The Times uncovered numerous examples of beauticians administering Botox at a reduced price with no medical supervision.
Uzma Ali, a beauty therapist at A-Plus Aesthetic & Beauty Clinic in Romford, northeast London, told a young woman posing undercover for the cosmetic surgery watchdog Save Face that she was ready to give a Botox injection immediately at a reduced price, with no need to see a doctor.
“What I do is charge minimum; rather than get one or two clients a day, I can get 20 clients a day,” Ms Ali said.
Sian Mansell, founder of Skin Aesthetic Beauty & Laser Clinic in Porthcawl, south Wales, has been reported by nurses for administering Botox without having her patients seen by a doctor first. One nurse claimed that a doctor in Essex “gives her [Ms Mansell] stock” without “face-to-face medical consultation”. Ms Mansell did not respond to requests for comment by The Times. It is not known how Ms Ali or Ms Mansell obtain their Botox.

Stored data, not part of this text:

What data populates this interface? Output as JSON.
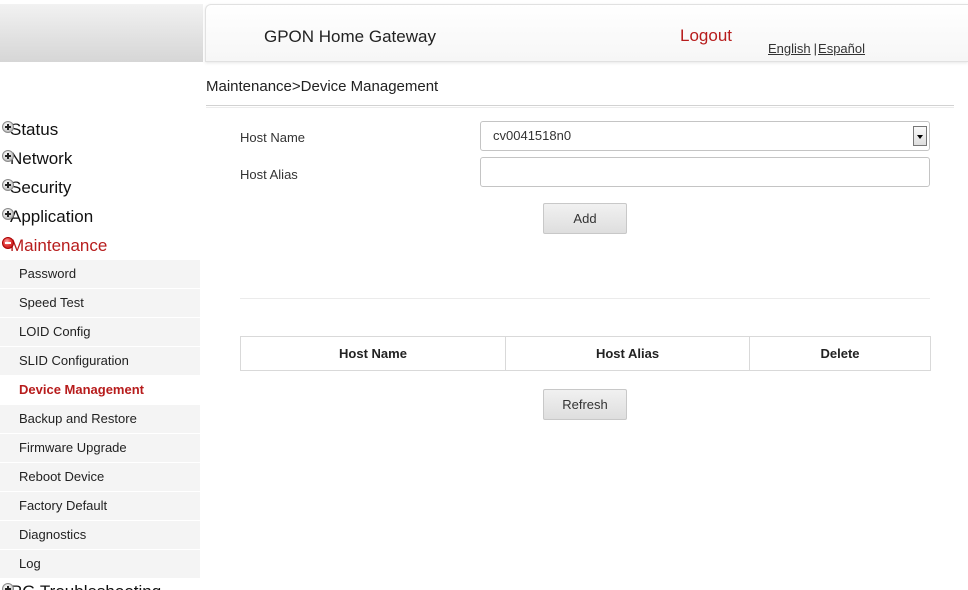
{
  "header": {
    "title": "GPON Home Gateway",
    "logout": "Logout",
    "lang_english": "English",
    "lang_sep": "|",
    "lang_spanish": "Español"
  },
  "breadcrumb": "Maintenance>Device Management",
  "nav": {
    "top_items": [
      {
        "label": "Status",
        "icon": "plus-icon"
      },
      {
        "label": "Network",
        "icon": "plus-icon"
      },
      {
        "label": "Security",
        "icon": "plus-icon"
      },
      {
        "label": "Application",
        "icon": "plus-icon"
      },
      {
        "label": "Maintenance",
        "icon": "minus-icon",
        "active": true
      }
    ],
    "sub_items": [
      "Password",
      "Speed Test",
      "LOID Config",
      "SLID Configuration",
      "Device Management",
      "Backup and Restore",
      "Firmware Upgrade",
      "Reboot Device",
      "Factory Default",
      "Diagnostics",
      "Log"
    ],
    "current_sub": "Device Management",
    "bottom_item": {
      "label": "RG Troubleshooting",
      "icon": "plus-icon"
    }
  },
  "form": {
    "host_name_label": "Host Name",
    "host_name_value": "cv0041518n0",
    "host_alias_label": "Host Alias",
    "host_alias_value": "",
    "add_button": "Add"
  },
  "table": {
    "columns": [
      "Host Name",
      "Host Alias",
      "Delete"
    ],
    "rows": []
  },
  "refresh_button": "Refresh",
  "colors": {
    "accent_red": "#b71c1c",
    "sidebar_bg": "#f4f4f4"
  }
}
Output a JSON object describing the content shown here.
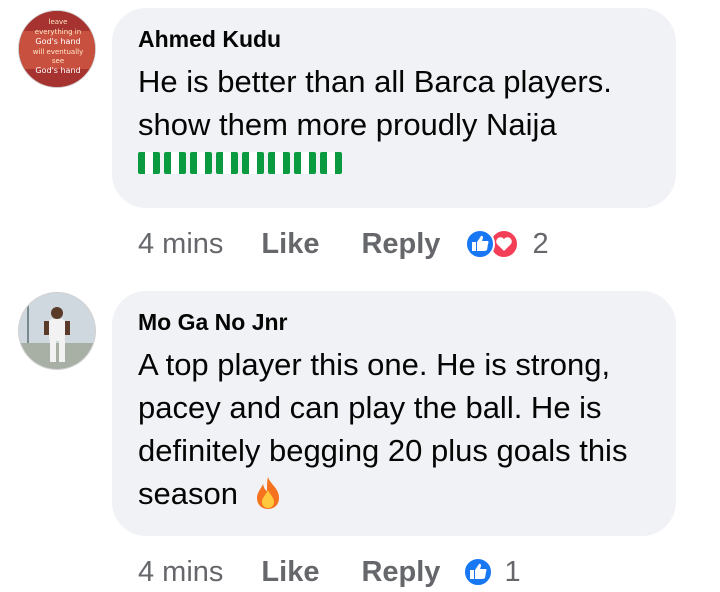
{
  "comments": [
    {
      "author": "Ahmed Kudu",
      "avatar_text": [
        "leave",
        "everything in",
        "God's hand",
        "will eventually",
        "see",
        "God's hand"
      ],
      "text_line1": "He is better than all Barca players.",
      "text_line2": "show them more proudly Naija",
      "emoji": "nigeria-flag x8",
      "time": "4 mins",
      "like_label": "Like",
      "reply_label": "Reply",
      "reaction_count": "2",
      "reactions": [
        "like-icon",
        "love-icon"
      ]
    },
    {
      "author": "Mo Ga No Jnr",
      "text_line1": "A top player this one. He is strong,",
      "text_line2": "pacey and can play the ball. He is",
      "text_line3": "definitely begging 20 plus goals this",
      "text_line4": "season",
      "emoji": "fire-icon",
      "time": "4 mins",
      "like_label": "Like",
      "reply_label": "Reply",
      "reaction_count": "1",
      "reactions": [
        "like-icon"
      ]
    }
  ],
  "colors": {
    "bubble": "#f0f2f5",
    "meta_text": "#65676b",
    "like_blue": "#1877f2",
    "love_red": "#f33e58"
  }
}
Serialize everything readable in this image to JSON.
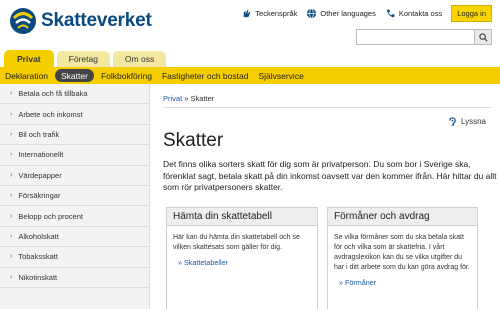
{
  "header": {
    "logo_text": "Skatteverket",
    "links": [
      {
        "label": "Teckenspråk",
        "icon": "sign-language-icon"
      },
      {
        "label": "Other languages",
        "icon": "globe-icon"
      },
      {
        "label": "Kontakta oss",
        "icon": "phone-icon"
      }
    ],
    "login_label": "Logga in",
    "search_value": ""
  },
  "tabs": [
    {
      "label": "Privat",
      "active": true
    },
    {
      "label": "Företag",
      "active": false
    },
    {
      "label": "Om oss",
      "active": false
    }
  ],
  "subnav": [
    {
      "label": "Deklaration",
      "active": false
    },
    {
      "label": "Skatter",
      "active": true
    },
    {
      "label": "Folkbokföring",
      "active": false
    },
    {
      "label": "Fastigheter och bostad",
      "active": false
    },
    {
      "label": "Självservice",
      "active": false
    }
  ],
  "sidebar": {
    "items": [
      {
        "label": "Betala och få tillbaka"
      },
      {
        "label": "Arbete och inkomst"
      },
      {
        "label": "Bil och trafik"
      },
      {
        "label": "Internationellt"
      },
      {
        "label": "Värdepapper"
      },
      {
        "label": "Försäkringar"
      },
      {
        "label": "Belopp och procent"
      },
      {
        "label": "Alkoholskatt"
      },
      {
        "label": "Tobaksskatt"
      },
      {
        "label": "Nikotinskatt"
      }
    ]
  },
  "main": {
    "breadcrumb": {
      "home": "Privat",
      "separator": " » ",
      "current": "Skatter"
    },
    "listen_label": "Lyssna",
    "title": "Skatter",
    "intro": "Det finns olika sorters skatt för dig som är privatperson. Du som bor i Sverige ska, förenklat sagt, betala skatt på din inkomst oavsett var den kommer ifrån. Här hittar du allt som rör privatpersoners skatter.",
    "cards": [
      {
        "heading": "Hämta din skattetabell",
        "body": "Här kan du hämta din skattetabell och se vilken skattesats som gäller för dig.",
        "link": "» Skattetabeller"
      },
      {
        "heading": "Förmåner och avdrag",
        "body": "Se vilka förmåner som du ska betala skatt för och vilka som är skattefria. I vårt avdragslexikon kan du se vilka utgifter du har i ditt arbete som du kan göra avdrag för.",
        "link": "» Förmåner"
      }
    ]
  },
  "colors": {
    "brand_blue": "#0a4a80",
    "accent_yellow": "#f5ce00",
    "link_blue": "#1a5aa0"
  }
}
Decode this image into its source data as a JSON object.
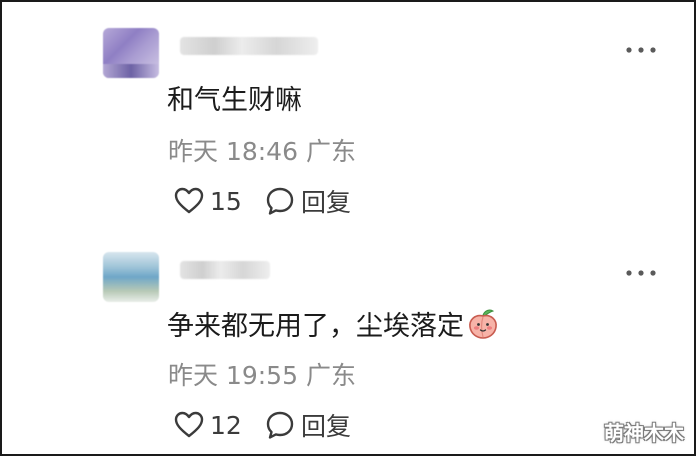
{
  "comments": [
    {
      "text": "和气生财嘛",
      "time": "昨天 18:46",
      "location": "广东",
      "likes": "15",
      "reply_label": "回复"
    },
    {
      "text": "争来都无用了，尘埃落定",
      "time": "昨天 19:55",
      "location": "广东",
      "likes": "12",
      "reply_label": "回复"
    }
  ],
  "icons": {
    "more": "more-icon",
    "like": "heart-icon",
    "reply": "speech-bubble-icon",
    "emoji": "peach-emoji-icon"
  },
  "colors": {
    "text": "#1b1b1b",
    "meta": "#8a8a8a",
    "action": "#3b3b3b"
  },
  "watermark": "萌神木木"
}
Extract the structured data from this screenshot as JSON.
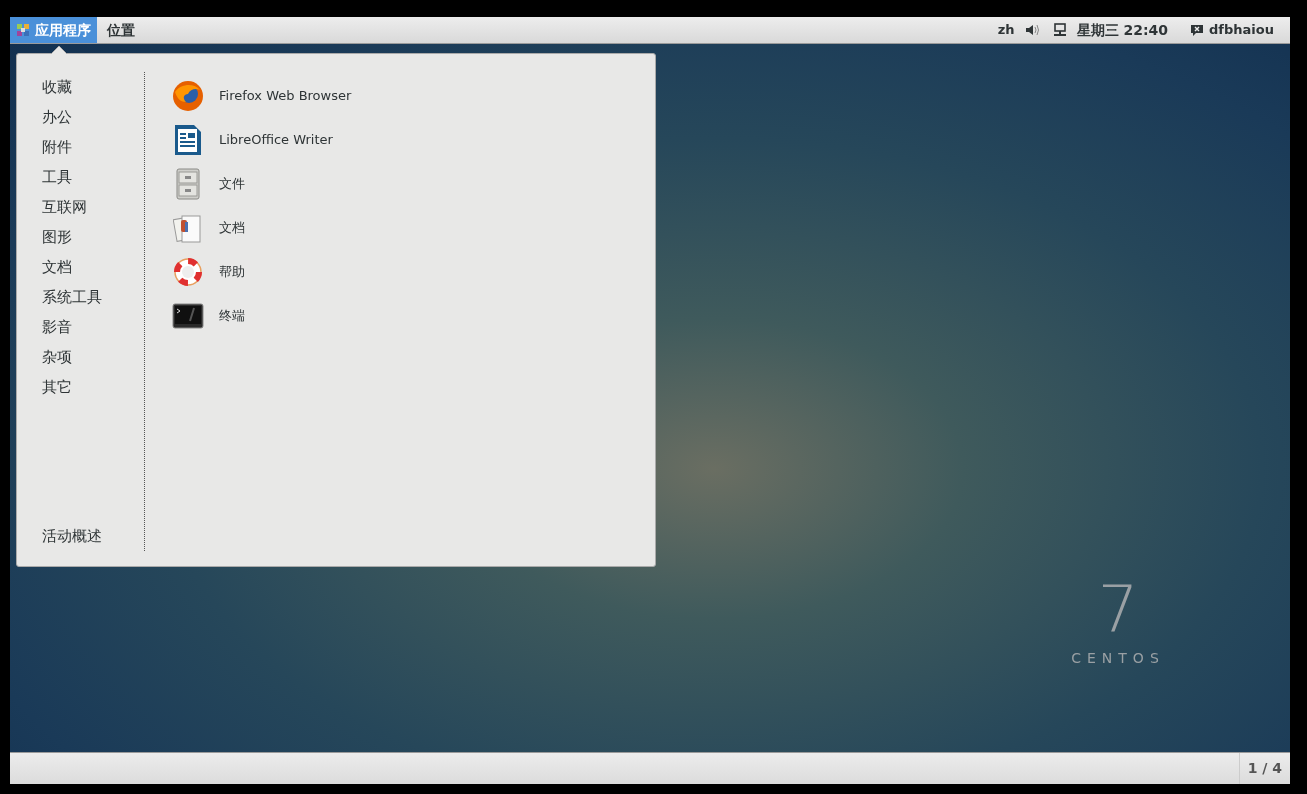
{
  "top_bar": {
    "applications_menu": {
      "label": "应用程序",
      "selected": true
    },
    "places_menu": {
      "label": "位置",
      "selected": false
    },
    "input_method": "zh",
    "clock": "星期三 22:40",
    "user": "dfbhaiou"
  },
  "app_menu": {
    "categories": [
      {
        "label": "收藏",
        "selected": false
      },
      {
        "label": "办公",
        "selected": false
      },
      {
        "label": "附件",
        "selected": false
      },
      {
        "label": "工具",
        "selected": false
      },
      {
        "label": "互联网",
        "selected": false
      },
      {
        "label": "图形",
        "selected": false
      },
      {
        "label": "文档",
        "selected": false
      },
      {
        "label": "系统工具",
        "selected": false
      },
      {
        "label": "影音",
        "selected": false
      },
      {
        "label": "杂项",
        "selected": false
      },
      {
        "label": "其它",
        "selected": false
      }
    ],
    "overview": "活动概述",
    "apps": [
      {
        "label": "Firefox Web Browser",
        "kind": "firefox"
      },
      {
        "label": "LibreOffice Writer",
        "kind": "writer"
      },
      {
        "label": "文件",
        "kind": "files"
      },
      {
        "label": "文档",
        "kind": "documents"
      },
      {
        "label": "帮助",
        "kind": "help"
      },
      {
        "label": "终端",
        "kind": "terminal"
      }
    ]
  },
  "wallpaper": {
    "version": "7",
    "brand": "CENTOS"
  },
  "bottom_bar": {
    "workspace": "1 / 4"
  }
}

Dan Poulter, the Conservative MP who was health minister at the time of the Keogh report, said it was “completely unacceptable for a doctor to write a prescription for a patient who hasn’t been examined by a medical professional”. He said: “Until we have proper regulation of high street practitioners of Botox, collagen and other cosmetic procedures we are going to have a situation where potentially a patient is put at risk and their appearance and lives could be affected for ever.”
Niall Dickson, chief executive of the General Medical Council, said that it would follow up “as a matter of urgency”. He said: “We expect all doctors to follow our guidance. Anyone who fails to do so is putting their right to practise medicine in jeopardy.”
One doctor, Mark Harrison, has been struck off after it was discovered that he had “remotely prescribed” Botox to hundreds of nurses.
Ashton Collins, director of Save Face, an accreditation scheme for medical practitioners who provide non-surgical cosmetic procedures, warned the industry not to think that the issue had been “put to bed” by GMC reforms.
When The Times contacted Dr Polychronis to ask if he was remotely prescribing Botox for Mr Bouwer to administer, he said: “Every patient receiving botulinum toxin injections is personally assessed by myself to determine the suitability of this treatment. Having conducted my assessment, and having explained the risks of the procedure, patients sign a consent form. The botulinum is then injected by my practitioner Mr Bouwer under my direct supervision.”
Dr Polychronis said that injectable cosmetic treatments did not take place during initial consultations without being assessed by him. Speaking on behalf of Mr Bouwer, he said that Mr Bouwer was “fully appraised of the GMC guidelines and assured me that our treatment protocol was followed and that, had you not left, you would have been referred to me for assessment prior to any treatment being provided. I have not breached any GMC guidelines.”